Gunilla: You mentioned a couple of brands last week; InVision, Skype, Cisco, and Slack when I asked about brand. Why did these come to mind?
Scott: They seemed to be brands that have a solid connection between the visual identity and the product experience. I think this is key to success, in at least the B2B tech sector. Slack probably stands out the most, because their visual brand is almost entirely experienced through the hands-on experiential brand.
Gunilla: Explain what you mean by experiential brand.
Scott: Today in tech, the user experiences the brand through the interface. UX and UI are part of the brand. With cloud products traversing our life from desktop, to tablet to iPhone, I think that UX is becoming a larger component of the brand building than ads, packaging, a logo etc.
Gunilla: Does the “look and feel” of the brand mean less?

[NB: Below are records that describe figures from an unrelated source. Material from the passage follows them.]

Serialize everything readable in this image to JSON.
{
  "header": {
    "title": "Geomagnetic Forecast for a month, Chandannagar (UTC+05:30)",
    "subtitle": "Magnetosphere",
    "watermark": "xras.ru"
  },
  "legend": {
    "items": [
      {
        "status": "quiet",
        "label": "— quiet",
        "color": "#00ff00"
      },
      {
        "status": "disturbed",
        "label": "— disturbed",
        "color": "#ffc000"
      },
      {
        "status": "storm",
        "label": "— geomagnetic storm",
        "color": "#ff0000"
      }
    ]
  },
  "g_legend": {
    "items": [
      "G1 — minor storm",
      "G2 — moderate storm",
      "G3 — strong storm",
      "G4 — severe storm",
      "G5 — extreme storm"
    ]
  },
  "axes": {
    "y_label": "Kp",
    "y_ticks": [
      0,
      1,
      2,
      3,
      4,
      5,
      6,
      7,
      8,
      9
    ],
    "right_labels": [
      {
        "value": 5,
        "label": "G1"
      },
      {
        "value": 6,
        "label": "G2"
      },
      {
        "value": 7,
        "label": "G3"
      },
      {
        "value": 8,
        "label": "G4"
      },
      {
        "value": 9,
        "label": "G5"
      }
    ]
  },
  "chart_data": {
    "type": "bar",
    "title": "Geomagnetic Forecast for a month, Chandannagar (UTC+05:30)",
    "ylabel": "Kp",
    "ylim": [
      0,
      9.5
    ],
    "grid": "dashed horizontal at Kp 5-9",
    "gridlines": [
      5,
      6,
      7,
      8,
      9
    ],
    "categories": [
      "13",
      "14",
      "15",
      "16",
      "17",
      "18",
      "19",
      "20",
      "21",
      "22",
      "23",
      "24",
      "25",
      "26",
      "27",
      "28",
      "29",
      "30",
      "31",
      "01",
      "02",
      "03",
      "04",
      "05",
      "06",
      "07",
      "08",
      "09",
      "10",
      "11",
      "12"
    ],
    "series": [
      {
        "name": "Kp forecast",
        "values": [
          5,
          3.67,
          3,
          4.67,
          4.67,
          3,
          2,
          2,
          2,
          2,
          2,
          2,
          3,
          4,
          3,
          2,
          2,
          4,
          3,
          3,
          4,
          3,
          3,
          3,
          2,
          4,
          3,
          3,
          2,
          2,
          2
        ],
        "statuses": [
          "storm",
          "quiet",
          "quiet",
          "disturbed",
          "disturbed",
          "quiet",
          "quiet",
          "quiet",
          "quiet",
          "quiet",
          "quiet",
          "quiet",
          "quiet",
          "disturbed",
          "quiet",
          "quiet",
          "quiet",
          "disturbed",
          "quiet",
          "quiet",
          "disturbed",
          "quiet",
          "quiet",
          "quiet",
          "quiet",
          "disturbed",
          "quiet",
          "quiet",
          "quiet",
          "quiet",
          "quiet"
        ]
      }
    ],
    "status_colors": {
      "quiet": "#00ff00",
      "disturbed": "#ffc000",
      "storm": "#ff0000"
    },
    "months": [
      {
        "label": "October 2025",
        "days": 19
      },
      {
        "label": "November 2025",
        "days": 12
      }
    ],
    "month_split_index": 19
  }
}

Scott: No, but it means more if it is in sync with the experience. If it is out of sync with the UX then I think it is detrimental. The experience has to be consistent across all brand touchpoints. Who’s answering the phone at your company and what your storefront looks like, have always been important to keep in sync with the brand you’re developing – now the UX and UI have to be added to that.
Gunilla: Explain how Slack is a good example.
Scott: Slack was one of the first ones that came to mind. Which says volumes about B2B Tech and branding… The brand is friendly, accessible, easy to grasp and innovative without being pretentious. And using the product day-to-day across different devices has been pretty much in sync with that. It’s a new paradigm, that the technology that we touch day-to-day, all day long, must communicate the brand in the “experience.” It’s an intangibility that is essential to brands being successful. Especially in the B2B Tech sector.
Scott: So, yes, logo, colors, advertising, possibly even websites are nice complements, but it’s the user interface and user experience that support if not establish the brand. Now does that create outbound brand understanding in the marketplace if no one’s ever used it? Absolutely not, but maybe that is how advertising is shifting! User advocates and recommendations and organizational adopting might be the way that products will win in the B2B Tech sector.
Gunilla: You win by user experience?
Scott: You win through the product experience, but ONLY if the experience is a win for the user! Come on, we’ve all used software and hardware that totally fell short on the promise. And all of that should be in sync with any other branding exercises. I’ve got to believe that’s why some of the software companies are offering their products free of charge during the start up phase, so that they can create some of that momentum.
Gunilla: Scott, I think that’s a wrap. Thank you so much!
Scott: Ok, we’re good? If you have any other questions just yell.
Scott: And just to be clear, I think the user interface IS design and branding, and that was not overlooked in any capacity by Slack.
Gunilla: Famous last words!
“It’s the user interface and user experience that support if not establish the brand.”